You have a car with an unlimited gas tank and it costs cost[i] of gas to travel from station i to its next station (i+1). You begin the journey with an empty tank at one of the gas stations.

Return the starting gas station's index if you can travel around the circuit once in the clockwise direction, otherwise return -1.

Note:

• If there exists a solution, it is guaranteed to be unique.
• Both input arrays are non-empty and have the same length.
• Each element in the input arrays is a non-negative integer.

Example 1:

Input: 
gas  = [1,2,3,4,5]
cost = [3,4,5,1,2]

Output: 3

Explanation:
Start at station 3 (index 3) and fill up with 4 unit of gas.
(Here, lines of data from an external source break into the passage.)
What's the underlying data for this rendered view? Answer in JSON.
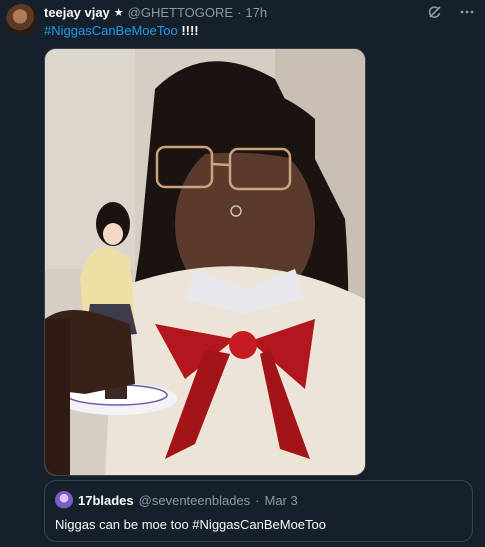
{
  "tweet": {
    "display_name": "teejay vjay",
    "badge_icon": "star-icon",
    "handle": "@GHETTOGORE",
    "separator": "·",
    "time": "17h",
    "hashtag": "#NiggasCanBeMoeToo",
    "suffix": " !!!!",
    "media_icon": "photo"
  },
  "toolbar": {
    "grok_icon": "grok-icon",
    "more_icon": "more-icon"
  },
  "quote": {
    "display_name": "17blades",
    "handle": "@seventeenblades",
    "separator": "·",
    "time": "Mar 3",
    "text": "Niggas can be moe too #NiggasCanBeMoeToo"
  },
  "colors": {
    "background": "#15202b",
    "link": "#1d9bf0",
    "muted": "#8b98a5",
    "border": "#38444d"
  }
}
Your tank = 0 + 4 = 4
Travel to station 4. Your tank = 4 - 1 + 5 = 8
Travel to station 0. Your tank = 8 - 2 + 1 = 7
Travel to station 1. Your tank = 7 - 3 + 2 = 6
Travel to station 2. Your tank = 6 - 4 + 3 = 5
Travel to station 3. The cost is 5. Your gas is just enough to travel back to station 3.
Therefore, return 3 as the starting index.

Example 2:

Input: 
gas  = [2,3,4]
cost = [3,4,3]

Output: -1

Explanation:
You can't start at station 0 or 1, as there is not enough gas to travel to the next station.
Let's start at station 2 and fill up with 4 unit of gas. Your tank = 0 + 4 = 4
Travel to station 0. Your tank = 4 - 3 + 2 = 3
Travel to station 1. Your tank = 3 - 3 + 3 = 3
You cannot travel back to station 2, as it requires 4 unit of gas but you only have 3.
Therefore, you can't travel around the circuit once no matter where you start.

Naïve approach: Try to start from each station and test if run out of gas - O(n^2)

// 16/04/2020
int canCompleteCircuit(vector<int>& gas, vector<int>& cost) {
    for(int i = 0, size=gas.size(); i!=size; ++i){
        if(can_complete_circuit(gas, cost, i))
            return i;
    }
    return -1;
}

bool can_complete_circuit(const vector<int>& gas, const vector<int>& cost, int start){
    int fueltank = 0;
    for(int i = 0, size=gas.size(); i != size; ++i){
        int idx = (start + i)%size;
        fueltank += gas[idx] - cost[idx];
        if(fueltank<0) 
            return false;
    }
    return true;
}

Better approach : scan the array for twice its length, keep track of the longuest travel you can make without running out of gas - O(n)

// 23/09/2020
int canCompleteCircuit(vector<int>& gas, vector<int>& cost) {
    int fueltank = 0, len = 0;
    for(int i = 0, size=gas.size(); i != 2*size-1; ++i){
        fueltank += gas[i%size] - cost[i%size];
        if(fueltank>=0){ 
            if (++len == size)
                return i-len+1;
        } else {
            len = 0;
            fueltank = 0;
        }
    }
    return -1;
}

Same approach but traverse the array only once - O(n)

// 23/09/2020
int canCompleteCircuit(vector<int>& gas, vector<int>& cost) {
    int totalgas =0;
    int fueltank = 0;
    int start = 0;
    for(int i = 0, size=gas.size(); i != size; ++i){
        int d = gas[i%size] - cost[i%size];
        totalgas += d;
        fueltank += d;
        if(fueltank<0){
            start = i+1;
            fueltank = 0;
        }
    }
    return totalgas>=0?start:-1;
}